Russian military commander

Lieutenant General Valery Anatolyevich Semerikov (Russian: Валерий Анатольевич Семериков; born on 28 June 1954), is a Russian politician and military commander who had served as the acting Secretary General of the Collective Security Treaty Organization in 2017 and again from 2018 to 2019.

==Biography==

Valery Semerikov was born in Borovitsa in Kirov Oblast on 28 June 1954.

In 1971, he entered the Kiev Higher Tank Engineering School, then served in the border troops.

In 1975, he served in the military in Transbaikalia on the border of the Soviet Union and China

In 1982, he was called to serve in Afghanistan. After returning from the war, he is appointed as deputy head of the Priargunsky border detachment.

In the late 1980s, he studied at the Military Academy of Armored Forces named after Marshal R. Ya.
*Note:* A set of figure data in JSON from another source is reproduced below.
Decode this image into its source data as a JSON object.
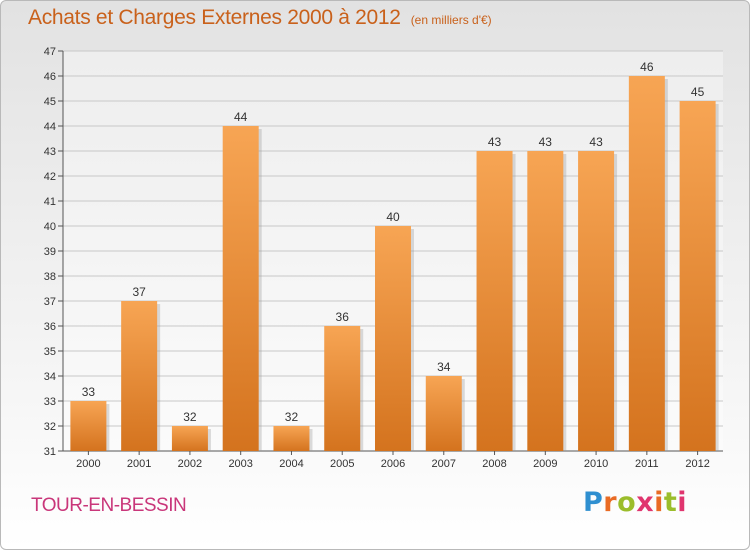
{
  "header": {
    "title": "Achats et Charges Externes 2000 à 2012",
    "subtitle": "(en milliers d'€)"
  },
  "footer": {
    "commune": "TOUR-EN-BESSIN",
    "logo_text": "Proxiti"
  },
  "colors": {
    "bar_light": "#f7a554",
    "bar_dark": "#d4731e",
    "title": "#c9611b",
    "commune": "#c9367a"
  },
  "chart_data": {
    "type": "bar",
    "title": "Achats et Charges Externes 2000 à 2012",
    "subtitle": "(en milliers d'€)",
    "categories": [
      "2000",
      "2001",
      "2002",
      "2003",
      "2004",
      "2005",
      "2006",
      "2007",
      "2008",
      "2009",
      "2010",
      "2011",
      "2012"
    ],
    "values": [
      33,
      37,
      32,
      44,
      32,
      36,
      40,
      34,
      43,
      43,
      43,
      46,
      45
    ],
    "data_labels": [
      "33",
      "37",
      "32",
      "44",
      "32",
      "36",
      "40",
      "34",
      "43",
      "43",
      "43",
      "46",
      "45"
    ],
    "ylim": [
      31,
      47
    ],
    "yticks": [
      "31",
      "32",
      "33",
      "34",
      "35",
      "36",
      "37",
      "38",
      "39",
      "40",
      "41",
      "42",
      "43",
      "44",
      "45",
      "46",
      "47"
    ],
    "xlabel": "",
    "ylabel": "",
    "grid": true,
    "legend": "none"
  }
}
Malinovsky, after which he was sent to work at the Main Directorate of Border Troops with honors.

In 1994, he was appointed Deputy Commander of the North-Western Border District.

In 1995, he entered the Military Academy of the General Staff, from which he graduated with honors. Then he served in the central office of the Federal Border Service in the positions of chief of staff of armaments, in which he was the deputy director of the FPS.

In 2002, he was appointed First Deputy Director of the Border Service and was responsible for the arrangement of the state border in the Caucasus.

In 2003, he retired from the army to the reserve and worked in the CSTO Secretariat as Deputy Secretary General.

From January 1, 2017, to April 13, 2017, and November 1, 2018, to December 31, 2019, he served as Acting Secretary General of the CSTO.

==Awards==

He was awarded the Order of Friendship in 2007.

==Family==

He is married and has a son, who is an army officer.